Ferrari bleibt in der Formel 1

publiziert: Mittwoch, 19. Jan 2005 / 18:40 Uhr / aktualisiert: Sonntag, 13. Feb 2005 / 01:26 Uhr

Im Streit um die finanzielle Abgeltung der Formel-1-Teams zeichnet sich eine Wende ab. Ferrari ist bereit, der FIA bis 2012 treu zu bleiben.

Ferrari denkt nicht mehr an eine "Piraten-Meisterschaft".
Ferrari denkt nicht mehr an eine "Piraten-Meisterschaft".
Die Vereingung der Hersteller (GPWC), die mit einer Konkurrenzserie ab 2008 droht, erlitt damit einen schweren Dämpfer.

Der Weltverband (FIA), Formula One Management (FOM) und Ferrari erklärten am Dienstag gemeinsam und völlig überraschend, dass das 2007 auslaufende "Concorde Agreement" überarbeitet und bis 2012 verlängert werden soll.

Grundgesetz der Formel 1

Die Vereinbarung kommt dem Grundgesetz der Formel 1 gleich. Sie regelt die sportliche und finanzielle Zusammenarbeit der Teams mit dem Verband respektive den Haltern der TV- und Vermarktungsrechte.

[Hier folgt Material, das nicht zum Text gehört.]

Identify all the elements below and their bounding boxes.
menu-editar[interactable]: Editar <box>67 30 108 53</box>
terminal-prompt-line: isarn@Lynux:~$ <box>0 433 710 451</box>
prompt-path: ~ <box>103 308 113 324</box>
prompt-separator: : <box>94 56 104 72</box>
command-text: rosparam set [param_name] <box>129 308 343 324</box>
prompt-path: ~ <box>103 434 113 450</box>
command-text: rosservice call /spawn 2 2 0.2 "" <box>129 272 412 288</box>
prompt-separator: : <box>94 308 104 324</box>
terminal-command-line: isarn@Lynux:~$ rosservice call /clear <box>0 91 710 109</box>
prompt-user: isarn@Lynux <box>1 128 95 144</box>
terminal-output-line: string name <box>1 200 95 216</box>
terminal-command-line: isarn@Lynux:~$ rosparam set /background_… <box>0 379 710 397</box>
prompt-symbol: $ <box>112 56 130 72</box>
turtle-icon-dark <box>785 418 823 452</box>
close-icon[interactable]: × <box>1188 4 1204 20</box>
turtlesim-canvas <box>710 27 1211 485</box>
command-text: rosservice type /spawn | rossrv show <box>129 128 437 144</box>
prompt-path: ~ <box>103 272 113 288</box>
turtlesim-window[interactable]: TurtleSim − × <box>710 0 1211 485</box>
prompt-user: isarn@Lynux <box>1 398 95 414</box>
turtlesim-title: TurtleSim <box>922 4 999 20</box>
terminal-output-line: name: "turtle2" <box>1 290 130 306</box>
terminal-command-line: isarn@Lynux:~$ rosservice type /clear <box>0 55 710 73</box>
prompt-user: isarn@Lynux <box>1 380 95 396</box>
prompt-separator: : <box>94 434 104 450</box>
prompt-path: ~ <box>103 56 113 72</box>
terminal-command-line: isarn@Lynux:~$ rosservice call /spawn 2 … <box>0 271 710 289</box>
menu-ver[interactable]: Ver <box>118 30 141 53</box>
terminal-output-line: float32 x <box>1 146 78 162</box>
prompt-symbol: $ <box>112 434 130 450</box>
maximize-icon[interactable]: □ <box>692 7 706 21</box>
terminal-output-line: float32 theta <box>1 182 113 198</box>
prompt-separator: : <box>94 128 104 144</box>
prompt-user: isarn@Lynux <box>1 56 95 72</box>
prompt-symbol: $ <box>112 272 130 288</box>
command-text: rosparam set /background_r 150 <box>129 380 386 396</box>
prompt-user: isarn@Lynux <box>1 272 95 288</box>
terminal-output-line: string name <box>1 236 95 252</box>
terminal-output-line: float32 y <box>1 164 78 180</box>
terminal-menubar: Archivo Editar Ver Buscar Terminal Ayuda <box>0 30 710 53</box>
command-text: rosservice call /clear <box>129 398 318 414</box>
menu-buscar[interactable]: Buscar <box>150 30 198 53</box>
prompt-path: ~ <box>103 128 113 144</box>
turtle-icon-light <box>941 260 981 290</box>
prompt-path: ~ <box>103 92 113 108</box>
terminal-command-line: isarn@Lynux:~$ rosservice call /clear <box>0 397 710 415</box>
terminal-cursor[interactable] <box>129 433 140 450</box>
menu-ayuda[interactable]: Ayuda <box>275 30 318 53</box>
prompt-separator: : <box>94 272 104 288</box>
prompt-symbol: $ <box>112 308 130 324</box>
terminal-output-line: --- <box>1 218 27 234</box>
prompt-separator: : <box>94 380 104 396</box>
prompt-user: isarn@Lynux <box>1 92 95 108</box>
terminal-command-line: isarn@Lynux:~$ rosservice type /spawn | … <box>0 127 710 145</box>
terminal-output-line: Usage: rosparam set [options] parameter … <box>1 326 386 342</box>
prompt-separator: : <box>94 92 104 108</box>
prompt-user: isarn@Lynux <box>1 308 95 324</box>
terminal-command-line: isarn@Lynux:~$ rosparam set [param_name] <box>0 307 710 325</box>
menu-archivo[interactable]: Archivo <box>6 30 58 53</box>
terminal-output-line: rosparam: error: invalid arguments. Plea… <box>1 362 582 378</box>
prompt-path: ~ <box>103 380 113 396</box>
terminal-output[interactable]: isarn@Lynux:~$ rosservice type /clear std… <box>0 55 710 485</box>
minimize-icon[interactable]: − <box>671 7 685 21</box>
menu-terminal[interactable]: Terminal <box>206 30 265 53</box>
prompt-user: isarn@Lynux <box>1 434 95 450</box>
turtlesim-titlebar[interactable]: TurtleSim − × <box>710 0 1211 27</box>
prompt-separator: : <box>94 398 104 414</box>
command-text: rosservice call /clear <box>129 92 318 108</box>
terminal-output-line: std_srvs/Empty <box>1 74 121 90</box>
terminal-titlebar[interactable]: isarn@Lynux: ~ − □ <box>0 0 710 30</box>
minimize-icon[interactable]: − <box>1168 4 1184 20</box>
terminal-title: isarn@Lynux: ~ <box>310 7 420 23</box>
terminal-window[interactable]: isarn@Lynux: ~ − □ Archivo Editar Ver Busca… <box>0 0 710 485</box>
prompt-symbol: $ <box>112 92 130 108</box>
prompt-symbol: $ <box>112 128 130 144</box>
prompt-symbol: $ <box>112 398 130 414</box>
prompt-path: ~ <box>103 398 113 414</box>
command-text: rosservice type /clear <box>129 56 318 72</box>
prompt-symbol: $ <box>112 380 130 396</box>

In der GPWC sind nach dem Rückzug von Ford und der Kehrtwendung von Ferrari nur noch BMW (mit Williams), DaimlerChrysler (mit McLaren-Mercedes) und Renault vertreten.

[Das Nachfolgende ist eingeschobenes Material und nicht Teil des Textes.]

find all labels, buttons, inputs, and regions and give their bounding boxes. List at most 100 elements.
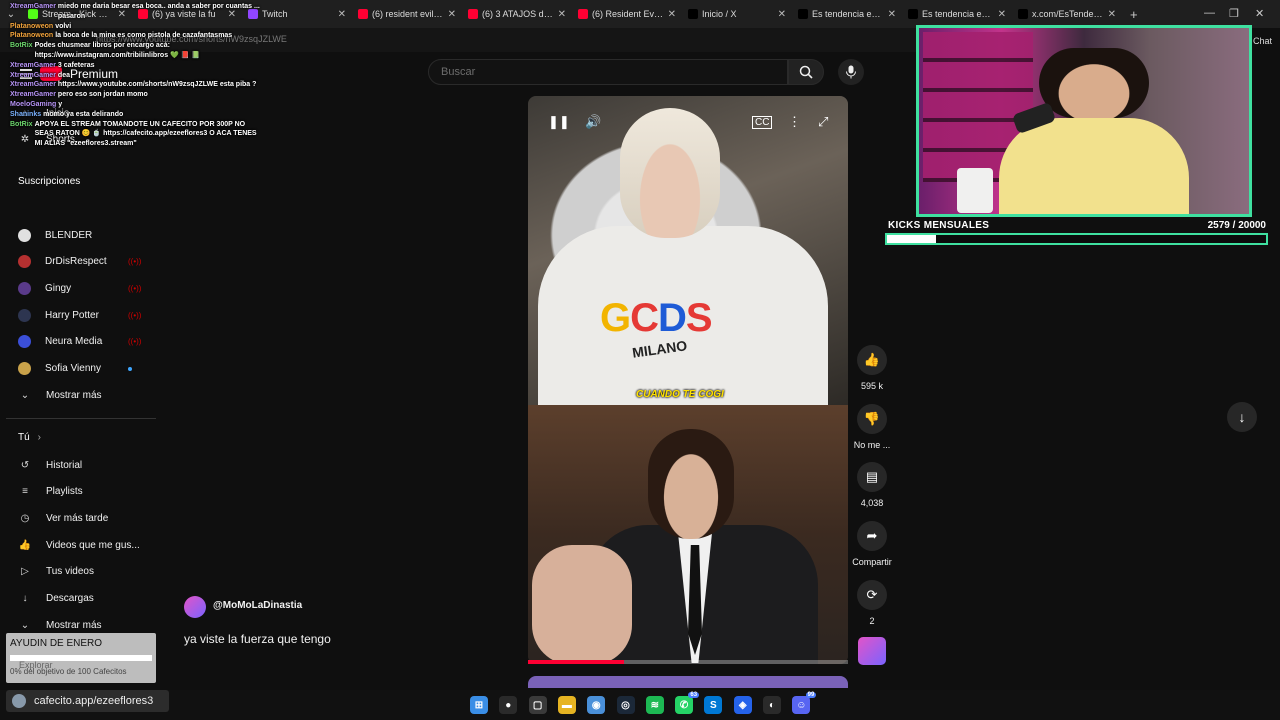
search-icon[interactable]: ● bbox=[499, 696, 518, 714]
search-input[interactable]: Buscar bbox=[428, 59, 788, 85]
browser-tab[interactable]: Es tendencia en X en ✕ bbox=[902, 0, 1012, 28]
tab-title: x.com/EsTendencia bbox=[1032, 9, 1104, 19]
browser-tab[interactable]: (6) resident evil 9 re ✕ bbox=[352, 0, 462, 28]
tab-title: Es tendencia en X en bbox=[922, 9, 994, 19]
sidebar-item-clock[interactable]: ◷ Ver más tarde bbox=[18, 509, 158, 527]
your-videos-icon: ▷ bbox=[21, 566, 29, 578]
channel-avatar bbox=[18, 362, 31, 375]
chat-message: Shaninks momo ya esta delirando bbox=[10, 110, 260, 120]
task-view-icon[interactable]: ▢ bbox=[528, 696, 547, 714]
file-explorer-icon[interactable]: ▬ bbox=[557, 696, 576, 714]
search-button[interactable] bbox=[788, 59, 824, 85]
volume-icon[interactable]: 🔊 bbox=[585, 114, 601, 130]
live-icon: ((•)) bbox=[128, 257, 142, 267]
more-options-icon[interactable]: ⋮ bbox=[788, 114, 801, 130]
channel-avatar[interactable] bbox=[858, 637, 886, 665]
history-icon: ↺ bbox=[20, 459, 30, 471]
tab-title: (6) resident evil 9 re bbox=[372, 9, 444, 19]
video-progress-bar[interactable] bbox=[528, 660, 848, 664]
tab-close-icon[interactable]: ✕ bbox=[888, 9, 896, 20]
taskbar-glyph: ◐ bbox=[768, 699, 776, 711]
subscriptions-header[interactable]: Suscripciones bbox=[18, 176, 80, 187]
remix-button[interactable]: ⟳ 2 bbox=[848, 580, 896, 626]
spotify-icon[interactable]: ≋ bbox=[645, 696, 664, 714]
pause-icon[interactable]: ❚❚ bbox=[548, 114, 570, 130]
sidebar-item-label: Videos que me gus... bbox=[46, 539, 140, 551]
sidebar-channel[interactable]: Gingy ((•)) bbox=[18, 279, 158, 297]
browser-tab[interactable]: (6) 3 ATAJOS de TEC ✕ bbox=[462, 0, 572, 28]
sidebar-item-thumbs-up[interactable]: 👍 Videos que me gus... bbox=[18, 536, 158, 554]
coffee-icon bbox=[12, 694, 26, 708]
show-more-you[interactable]: ⌄ Mostrar más bbox=[18, 616, 158, 634]
microphone-icon bbox=[846, 65, 856, 79]
tab-close-icon[interactable]: ✕ bbox=[998, 9, 1006, 20]
chat-text: https://www.youtube.com/shorts/nW9zsqJZL… bbox=[57, 81, 257, 89]
steam-icon[interactable]: ◎ bbox=[616, 696, 635, 714]
sidebar-item-label: Historial bbox=[46, 459, 83, 471]
share-button[interactable]: ➦ Compartir bbox=[848, 521, 896, 567]
app-icon[interactable]: ◈ bbox=[733, 696, 752, 714]
sidebar-channel[interactable]: Neura Media ((•)) bbox=[18, 333, 158, 351]
tab-close-icon[interactable]: ✕ bbox=[778, 9, 786, 20]
short-video-player[interactable]: GCDS MILANO CUANDO TE COGI bbox=[528, 96, 848, 664]
whatsapp-icon[interactable]: ✆ 63 bbox=[675, 692, 700, 714]
comment-icon: ▤ bbox=[857, 462, 887, 492]
sidebar-item-history[interactable]: ↺ Historial bbox=[18, 456, 158, 474]
discord-icon[interactable]: ☺ 99 bbox=[792, 692, 817, 714]
browser-tab[interactable]: Inicio / X ✕ bbox=[682, 0, 792, 28]
channel-name: Sofia Vienny bbox=[45, 363, 101, 374]
like-button[interactable]: 👍 595 k bbox=[848, 345, 896, 391]
chat-username: XtreamGamer bbox=[10, 3, 56, 10]
windows-start-icon[interactable]: ⊞ bbox=[470, 696, 488, 714]
sidebar-item-label: Playlists bbox=[46, 486, 83, 498]
sidebar-channel[interactable]: Harry Potter ((•)) bbox=[18, 306, 158, 324]
chat-username: Shaninks bbox=[10, 110, 42, 118]
new-tab-button[interactable]: + bbox=[1130, 7, 1138, 22]
show-more-subscriptions[interactable]: ⌄ Mostrar más bbox=[18, 386, 158, 404]
sidebar-channel[interactable]: BLENDER bbox=[18, 226, 158, 244]
tab-close-icon[interactable]: ✕ bbox=[448, 9, 456, 20]
stream-chat-overlay: XtreamGamer miedo me daria besar esa boca… bbox=[10, 2, 260, 149]
cafecito-link: cafecito.app/ezeeflores3 bbox=[34, 695, 154, 707]
dislike-button[interactable]: 👎 No me ... bbox=[848, 404, 896, 450]
maximize-icon[interactable]: ❐ bbox=[1229, 7, 1239, 20]
sidebar-item-playlist[interactable]: ≡ Playlists bbox=[18, 483, 158, 501]
sidebar-item-download[interactable]: ↓ Descargas bbox=[18, 590, 158, 608]
chat-text: APOYA EL STREAM TOMANDOTE UN CAFECITO PO… bbox=[34, 120, 257, 148]
browser-tab[interactable]: Es tendencia en X en ✕ bbox=[792, 0, 902, 28]
tab-close-icon[interactable]: ✕ bbox=[338, 9, 346, 20]
captions-icon[interactable]: CC bbox=[752, 116, 773, 129]
obs-icon[interactable]: ◐ bbox=[763, 696, 781, 714]
skype-icon[interactable]: S bbox=[704, 696, 723, 714]
taskbar-glyph: ☺ bbox=[796, 699, 807, 711]
minimize-icon[interactable]: — bbox=[1204, 7, 1215, 19]
sidebar-channel[interactable]: Sofia Vienny bbox=[18, 360, 158, 378]
comments-button[interactable]: ▤ 4,038 bbox=[848, 462, 896, 508]
voice-search-button[interactable] bbox=[838, 59, 864, 85]
browser-tab[interactable]: x.com/EsTendencia ✕ bbox=[1012, 0, 1122, 28]
sidebar-channel[interactable]: DrDisRespect ((•)) bbox=[18, 253, 158, 271]
sidebar-item-your-videos[interactable]: ▷ Tus videos bbox=[18, 563, 158, 581]
chat-label[interactable]: Chat bbox=[1253, 36, 1272, 46]
chat-message: Platanoweon la boca de la mina es como pi… bbox=[10, 31, 260, 41]
channel-avatar[interactable] bbox=[184, 596, 206, 618]
channel-name[interactable]: @MoMoLaDinastia bbox=[213, 600, 302, 611]
chevron-down-icon: ⌄ bbox=[20, 619, 30, 631]
browser-tab[interactable]: (6) Resident Evil Req ✕ bbox=[572, 0, 682, 28]
next-short-preview[interactable] bbox=[528, 676, 848, 688]
tab-close-icon[interactable]: ✕ bbox=[1108, 9, 1116, 20]
tab-close-icon[interactable]: ✕ bbox=[668, 9, 676, 20]
like-count: 595 k bbox=[860, 381, 884, 391]
clock-icon: ◷ bbox=[20, 512, 30, 524]
live-icon: ((•)) bbox=[128, 310, 142, 320]
close-window-icon[interactable]: ✕ bbox=[1255, 7, 1264, 20]
taskbar-glyph: ≋ bbox=[650, 699, 659, 711]
next-short-button[interactable]: ↓ bbox=[1227, 402, 1257, 432]
gcds-logo: GCDS bbox=[600, 296, 713, 340]
tab-close-icon[interactable]: ✕ bbox=[558, 9, 566, 20]
chrome-icon[interactable]: ◉ bbox=[587, 696, 606, 714]
tab-title: (6) Resident Evil Req bbox=[592, 9, 664, 19]
you-header[interactable]: Tú › bbox=[18, 432, 41, 443]
fullscreen-icon[interactable]: ⤢ bbox=[818, 114, 828, 130]
channel-avatar bbox=[18, 308, 31, 322]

"Piraten-Meisterschaft" nun schwierig

Honda und Toyota hatten sich von Anfang an nicht daran beteiligt. Die geplante "Piraten-Meisterschaft" auf die Beine zu stellen, dürfte der GPWC nun schwer fallen.

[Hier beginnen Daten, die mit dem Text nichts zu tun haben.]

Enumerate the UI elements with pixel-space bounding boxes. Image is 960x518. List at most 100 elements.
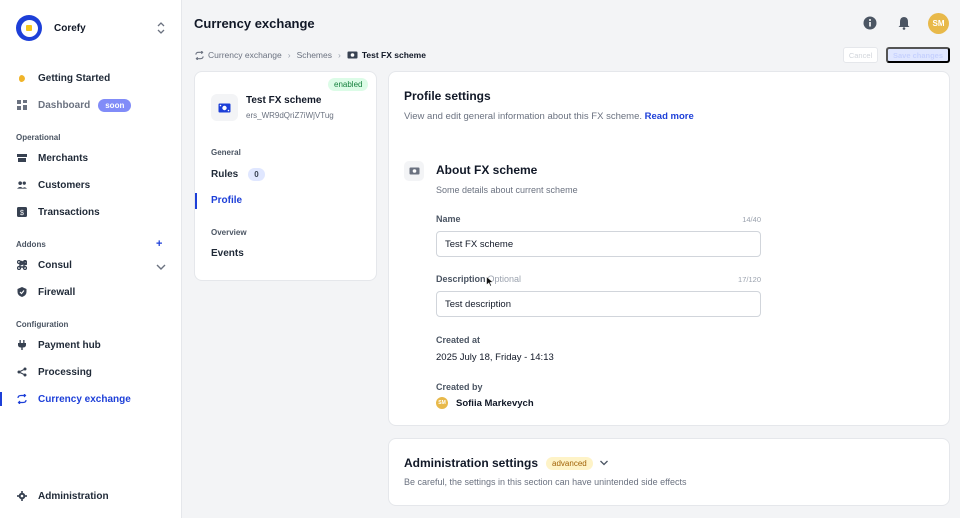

Wie es FOM-Chef Bernie Ecclestone und FIA-Präsident Max Mosley gelungen ist, Ferrari an sich zu binden, ist nicht bekannt.

Eine wichtige Rolle spielte vermutlich Ecclestones Bereitschaft, den Teams bis 2007 insgesamt 500 Millionen Dollar zukommen zu lassen. Wahrscheinlich wird nun zumindest das Gros der übrigen neun Teams dem Beispiel Ferraris folgen.